From October 4 to 22 in the intimate room of Prospero


PHOTO PASCALE METHOT, PROVIDED BY LA LICORNE

The title of the book would be Corinne is a solo by Annie Darisse.

The title of the book would be Corinne

In this solo show written by Marie-Christine Lê-Huu, actress Annie Darisse (Sing with me, Gametes, The girls of the Saint-Lawrence) tackles a very personal tragedy: the death of his sister and his niece in a road accident in 2014 between Saint-Fabien and Le Bic. An opportunity to reflect on “mourning and the transmission of female legacies”. This intimate show is directed by Denise-Pelletier’s artistic director, Claude Poissant.
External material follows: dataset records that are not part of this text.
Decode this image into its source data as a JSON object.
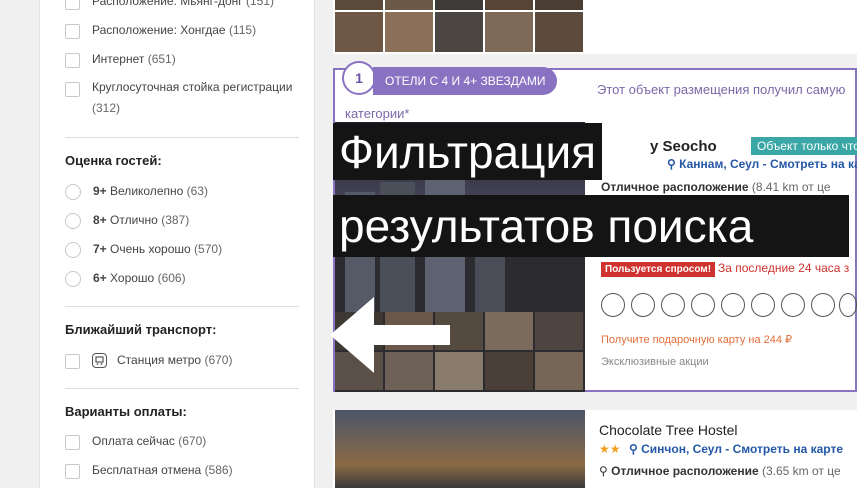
{
  "sidebar": {
    "location_options": [
      {
        "label": "Расположение: Мьянг-донг",
        "count": "(151)"
      },
      {
        "label": "Расположение: Хонгдае",
        "count": "(115)"
      },
      {
        "label": "Интернет",
        "count": "(651)"
      },
      {
        "label": "Круглосуточная стойка регистрации",
        "count": "(312)"
      }
    ],
    "guest_rating": {
      "title": "Оценка гостей:",
      "options": [
        {
          "score": "9+",
          "label": "Великолепно",
          "count": "(63)"
        },
        {
          "score": "8+",
          "label": "Отлично",
          "count": "(387)"
        },
        {
          "score": "7+",
          "label": "Очень хорошо",
          "count": "(570)"
        },
        {
          "score": "6+",
          "label": "Хорошо",
          "count": "(606)"
        }
      ]
    },
    "transport": {
      "title": "Ближайший транспорт:",
      "options": [
        {
          "label": "Станция метро",
          "count": "(670)"
        }
      ]
    },
    "payment": {
      "title": "Варианты оплаты:",
      "options": [
        {
          "label": "Оплата сейчас",
          "count": "(670)"
        },
        {
          "label": "Бесплатная отмена",
          "count": "(586)"
        }
      ]
    }
  },
  "results": {
    "featured": {
      "rank": "1",
      "stars_badge": "ОТЕЛИ С 4 И 4+ ЗВЕЗДАМИ",
      "category_note": "Этот объект размещения получил самую",
      "category_note2": "категории*",
      "name_partial": "y Seocho",
      "app_only": "Объект только что",
      "location": "Каннам, Сеул - Смотреть на ка",
      "location_tag": "Отличное расположение",
      "distance": "(8.41 km от це",
      "demand": "Пользуется спросом!",
      "recent": "За последние 24 часа з",
      "gift": "Получите подарочную карту на 244 ₽",
      "exclusive": "Эксклюзивные акции"
    },
    "second": {
      "name": "Chocolate Tree Hostel",
      "location": "Синчон, Сеул - Смотреть на карте",
      "location_tag": "Отличное расположение",
      "distance": "(3.65 km от це"
    }
  },
  "overlay": {
    "line1": "Фильтрация",
    "line2": "результатов поиска"
  },
  "colors": {
    "accent_purple": "#8a72c2",
    "link_blue": "#2457a6",
    "demand_red": "#d0332f",
    "gift_orange": "#e0703a",
    "app_badge_teal": "#3aa6a6"
  },
  "icons": [
    "transit-icon",
    "arrow-left-icon",
    "pin-icon",
    "star-icon"
  ]
}
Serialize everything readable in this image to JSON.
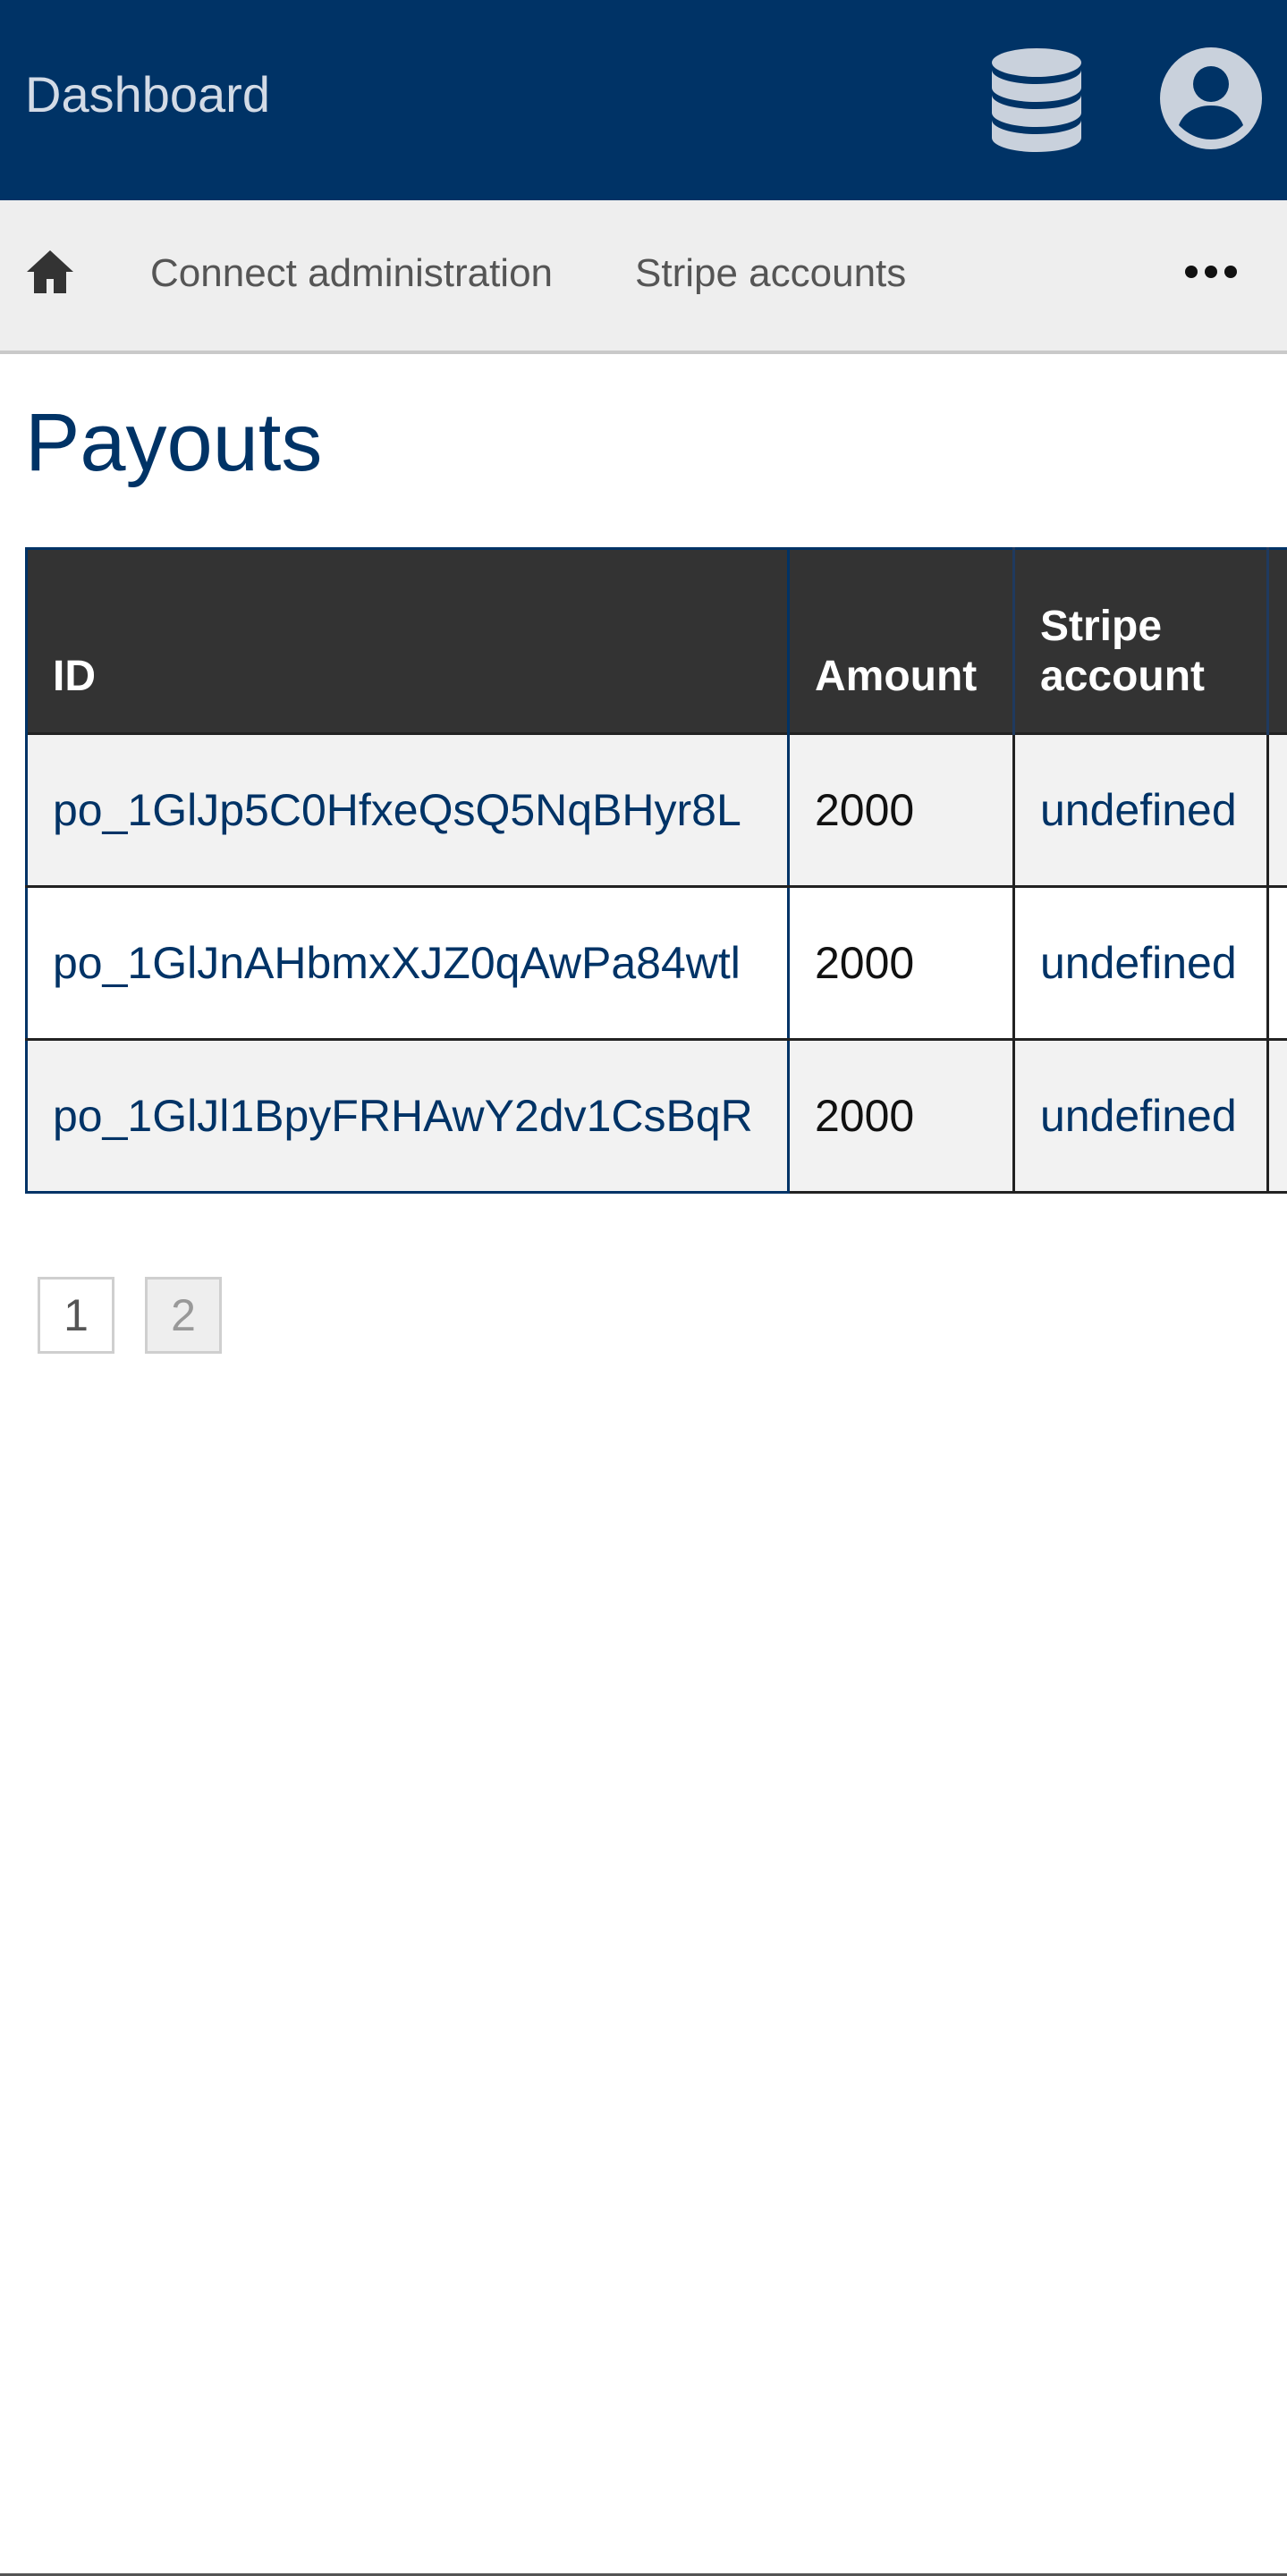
{
  "header": {
    "title": "Dashboard",
    "icons": [
      "database-icon",
      "account-circle-icon"
    ]
  },
  "breadcrumb": {
    "home_icon": "home-icon",
    "items": [
      "Connect administration",
      "Stripe accounts"
    ],
    "more_icon": "more-horizontal-icon"
  },
  "page": {
    "title": "Payouts"
  },
  "table": {
    "columns": [
      "ID",
      "Amount",
      "Stripe account"
    ],
    "rows": [
      {
        "id": "po_1GlJp5C0HfxeQsQ5NqBHyr8L",
        "amount": "2000",
        "stripe_account": "undefined"
      },
      {
        "id": "po_1GlJnAHbmxXJZ0qAwPa84wtl",
        "amount": "2000",
        "stripe_account": "undefined"
      },
      {
        "id": "po_1GlJl1BpyFRHAwY2dv1CsBqR",
        "amount": "2000",
        "stripe_account": "undefined"
      }
    ]
  },
  "pagination": {
    "pages": [
      "1",
      "2"
    ],
    "current": "2"
  },
  "colors": {
    "header_bg": "#003366",
    "breadcrumb_bg": "#eeeeee",
    "table_header_bg": "#333333",
    "link": "#003366"
  }
}
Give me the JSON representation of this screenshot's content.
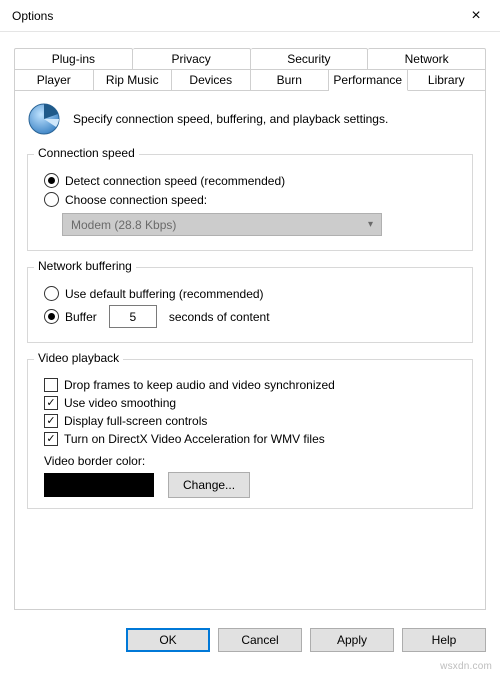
{
  "window": {
    "title": "Options",
    "close_icon": "×"
  },
  "tabs_top": [
    "Plug-ins",
    "Privacy",
    "Security",
    "Network"
  ],
  "tabs_bottom": [
    "Player",
    "Rip Music",
    "Devices",
    "Burn",
    "Performance",
    "Library"
  ],
  "active_tab": "Performance",
  "intro_text": "Specify connection speed, buffering, and playback settings.",
  "connection_speed": {
    "legend": "Connection speed",
    "detect_label": "Detect connection speed (recommended)",
    "choose_label": "Choose connection speed:",
    "selected": "detect",
    "dropdown_value": "Modem (28.8 Kbps)"
  },
  "buffering": {
    "legend": "Network buffering",
    "default_label": "Use default buffering (recommended)",
    "buffer_label": "Buffer",
    "buffer_value": "5",
    "buffer_suffix": "seconds of content",
    "selected": "buffer"
  },
  "video": {
    "legend": "Video playback",
    "drop_frames": {
      "label": "Drop frames to keep audio and video synchronized",
      "checked": false
    },
    "smoothing": {
      "label": "Use video smoothing",
      "checked": true
    },
    "fullscreen": {
      "label": "Display full-screen controls",
      "checked": true
    },
    "directx": {
      "label": "Turn on DirectX Video Acceleration for WMV files",
      "checked": true
    },
    "border_label": "Video border color:",
    "border_color": "#000000",
    "change_label": "Change..."
  },
  "buttons": {
    "ok": "OK",
    "cancel": "Cancel",
    "apply": "Apply",
    "help": "Help"
  },
  "watermark": "wsxdn.com"
}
From October 11 to 28 at the Little Unicorn


PHOTO PROVIDED BY ESPACE LIBRE

Charles Bender in The Wabush enclosure. He will be surrounded by Marie-Josée Bastien, Joanie Guérin, Dave Jenniss, René Rousseau and Émily Séguin.

The Wabush Pen

Created last year via webcast, the play by Wendat author Louis-Karl Picard-Sioui is finally brought to the stage in front of an audience in a staging by Daniel Brière and Dave Jenniss. Inspired by the collection Chronicles of Kitchike: the big one arrivesby Louis-Karl Picard-Sioui, published in 2017, The Wabush Pen focuses on Pierre Wabush (Charles Bender), who has become an outcast in his community after exposing his leader’s corruption to the media.

From October 12 to 29 at Espace libre


PHOTO YVES RENAUD, PROVIDED BY THE TNM

Gilles Renaud (right) is Michel Tremblay’s alter ego in the play Dear Chekhov. Behind: Patrick Hivon and Henri Chassé.

The TNM awards its prizes

The TNM presented its Gascon-Roux prizes (awarded by subscribers) last week. The room Dear Chekhov, by Michel Tremblay, won four — direction (Serge Denoncourt), sets (Guillaume Lord), lighting (Martin Labrecque) and original music (Laurier Rajotte). Ginette Noiseux received an award for her costumes in The Queens, the late Normand Chaurette; Eve Landry won an acting award for her role as DD Katrine Stockmann in An enemy of the people, by Henrik Ibsen; while Théodore Pellerin was rewarded for his role as Hugo Lessard in kissby Michel Marc Bouchard, for which he also received the Olivier Reichenbach prize (awarded by a jury).